Reporter: Herlina KD, Adi Wikanto, Asep Munazat Zatnika, Lamgiat Siringoringo |
JAKARTA. Tekanan terhadap nilai tukar rupiah semakin menguat. Kali ini, tekanan datang dari defisit neraca dagang yang kembali memerah.
Badan Pusat Statistik (BPS), neraca dagang sepanjang Februari 2013 minus US$ 327,4 juta. Jika ditambah dengan defisit bulan Januari yang sebesar US$ 74,7 juta, neraca dagang Indonesia sudah minus US$ 402,1 juta
Penyebab defisit adalah impor Indonesia sepanjang Februari 2013 mencapai US$ 11,67 miliar, naik 1,6% ketimbang Januari 2013. Sementara ekspor menyusut 2,5% dari US$ 15,38 miliar di Januari, menjadi US$ 14,98 miliar di Februari 2013.
Kondisi ini membuat suplai valuta asing ke dalam negeri kian mengecil, ketimbang kebutuhan valas untuk membayar impor.
Ini pula yang membuat otot rupiah melemas, terpukul defisit neraca dagang. Rupiah kemarin (1/4) ditutup ke level 9.735 per dollar Amerika Serikat (AS), melemah 0,7% sejak awal 2013. "Neraca perdagangan defisit berdampak negatif ke nilai tukar," tandas Lana Soelistyaningsih, Ekonom Samuel Sekuritas (1/4).
Lana bilang, secara teknikal tukar rupiah masih berpotensi melemah. Tekanan rupiah ini sejalan dengan melemahnya mata uang regional. Jika rupiah terus melemah, Lana memprediksi level dasar aliasĀ support berikutnya Rp 9.980 per dollar AS.
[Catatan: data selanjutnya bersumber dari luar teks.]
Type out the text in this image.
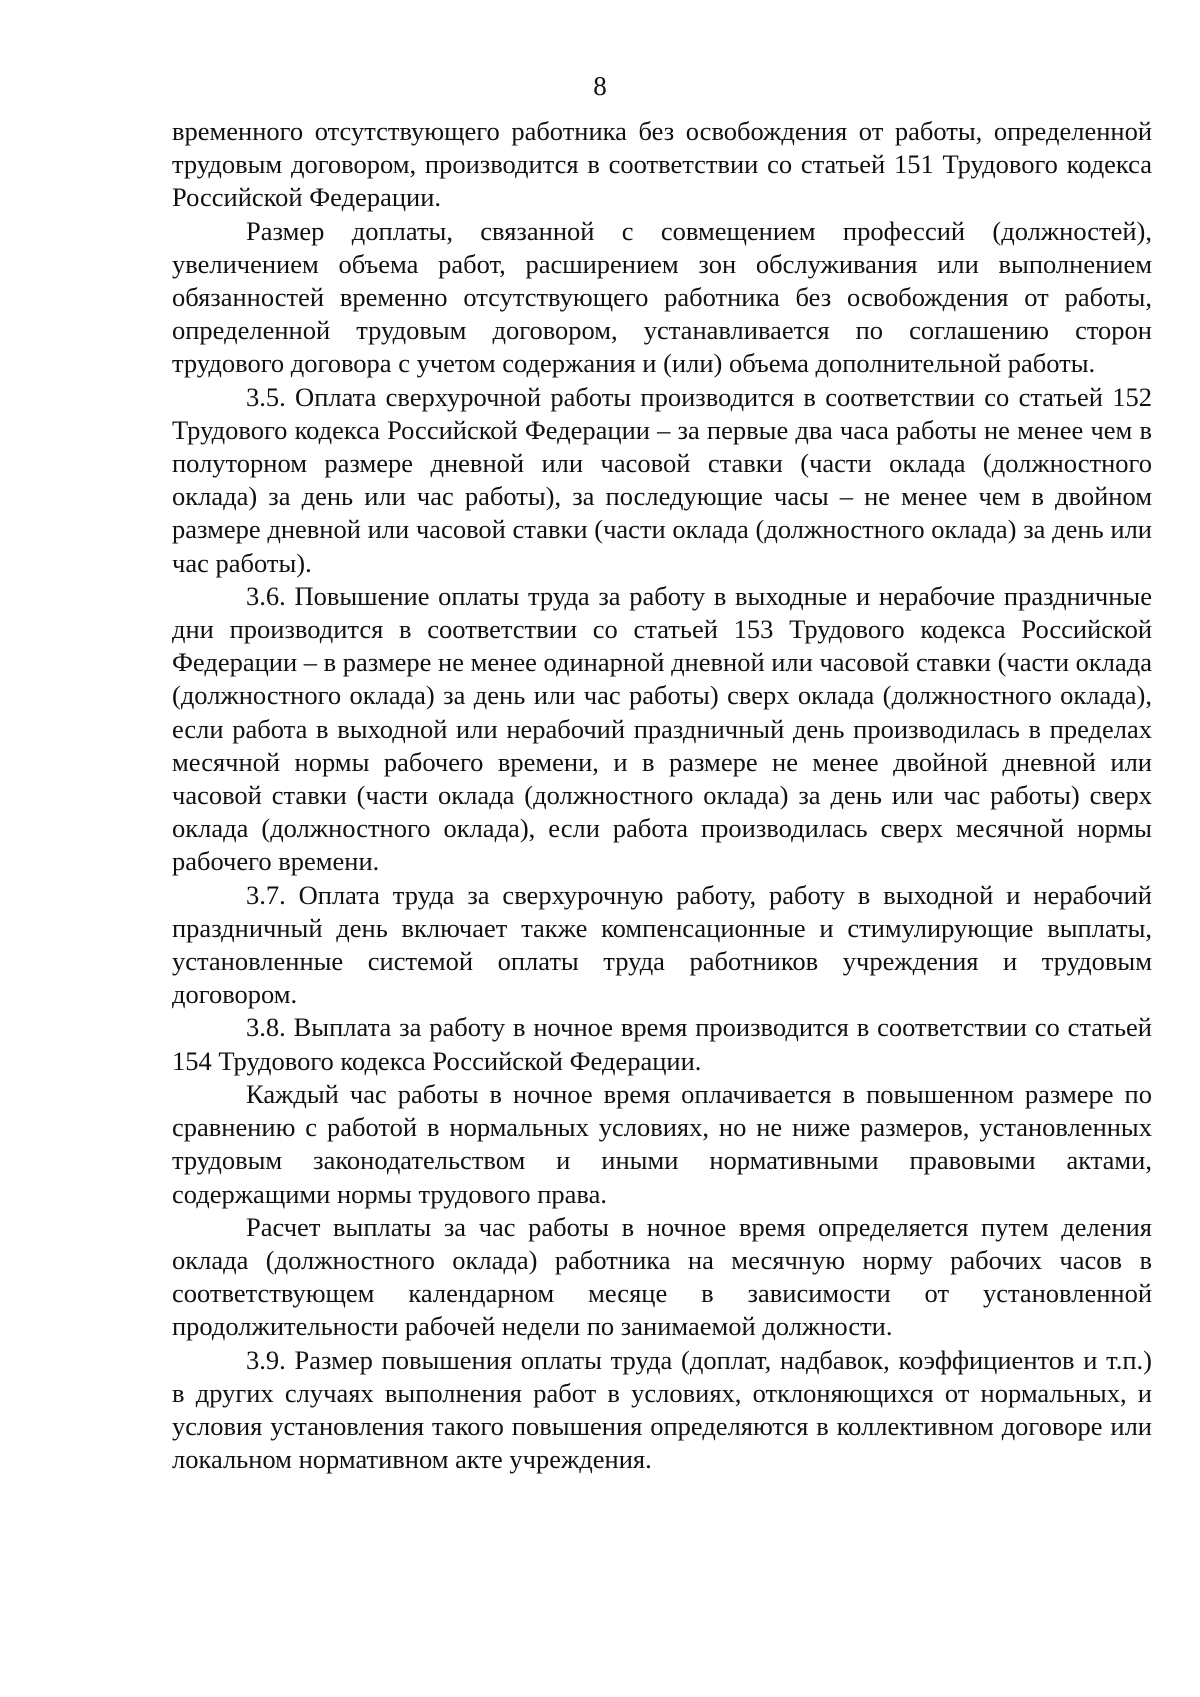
8

временного отсутствующего работника без освобождения от работы, определенной трудовым договором, производится в соответствии со статьей 151 Трудового кодекса Российской Федерации.

Размер доплаты, связанной с совмещением профессий (должностей), увеличением объема работ, расширением зон обслуживания или выполнением обязанностей временно отсутствующего работника без освобождения от работы, определенной трудовым договором, устанавливается по соглашению сторон трудового договора с учетом содержания и (или) объема дополнительной работы.

3.5. Оплата сверхурочной работы производится в соответствии со статьей 152 Трудового кодекса Российской Федерации – за первые два часа работы не менее чем в полуторном размере дневной или часовой ставки (части оклада (должностного оклада) за день или час работы), за последующие часы – не менее чем в двойном размере дневной или часовой ставки (части оклада (должностного оклада) за день или час работы).

3.6. Повышение оплаты труда за работу в выходные и нерабочие праздничные дни производится в соответствии со статьей 153 Трудового кодекса Российской Федерации – в размере не менее одинарной дневной или часовой ставки (части оклада (должностного оклада) за день или час работы) сверх оклада (должностного оклада), если работа в выходной или нерабочий праздничный день производилась в пределах месячной нормы рабочего времени, и в размере не менее двойной дневной или часовой ставки (части оклада (должностного оклада) за день или час работы) сверх оклада (должностного оклада), если работа производилась сверх месячной нормы рабочего времени.

3.7. Оплата труда за сверхурочную работу, работу в выходной и нерабочий праздничный день включает также компенсационные и стимулирующие выплаты, установленные системой оплаты труда работников учреждения и трудовым договором.

3.8. Выплата за работу в ночное время производится в соответствии со статьей 154 Трудового кодекса Российской Федерации.

Каждый час работы в ночное время оплачивается в повышенном размере по сравнению с работой в нормальных условиях, но не ниже размеров, установленных трудовым законодательством и иными нормативными правовыми актами, содержащими нормы трудового права.

Расчет выплаты за час работы в ночное время определяется путем деления оклада (должностного оклада) работника на месячную норму рабочих часов в соответствующем календарном месяце в зависимости от установленной продолжительности рабочей недели по занимаемой должности.

3.9. Размер повышения оплаты труда (доплат, надбавок, коэффициентов и т.п.) в других случаях выполнения работ в условиях, отклоняющихся от нормальных, и условия установления такого повышения определяются в коллективном договоре или локальном нормативном акте учреждения.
Ia berharap Bank Indonesia bisa menjaga rupiah agar tak semakin melemah. Jika rupiah tembus di atas Rp 10.000 per dollar AS, support berikutnya yang akan dituju rupiah adalah Rp 10.200 per dollar AS.
Namun, Kepala Ekonom Bank Mandiri Destri Damayanti yakin tekanan terhadap tukar hanya sementara. Ia memprediksi hingga semester I, nilai tukar rupiah bergerak di kisaran Rp 9.700-Rp 9.900 per dolar. "Semester II akan menguat ke level Rp 9.600-Rp 9.700," ujarnya. Ia memprediksi ekspor akan menguat, sedang impor melemah mulai pertengahan tahun.
Ahmad Fajar, Direktur Treasury & International Banking Bank Mutiara menyebutkan, bahwa defisit neraca perdagangan hanyalah salah satu faktor penyebab naik-turunnya nilai tukar.
Ia melihat fundamental rupiah masih kuat dan ketersedian valas di pasar juga masih cukup. "Apalagi, BI juga terus melakukan operasi pasar," jelas Ahmad.
Kepala BPS Suyamin bilang, jurang defisit neraca dagang masih bersumber dari impor bahan bakar minyak. Impor migas selama Januari dan Februari lalu mencapai US$ 7,61 miliar. Padahal ekspornya cuma US$ 5,19 miliar. Alhasil, defisit US$ 2,42 miliar.
Sementara, hasil perdagangan non migas hanya surplus US$ 2,02 miliar karena permintaan pasar global masih lemah.
Tanpa keberanian memangkas impor migas dengan mengerek harga bakar minyak (BBM) dalam negeri, otot rupiah berpotensi terus melemah.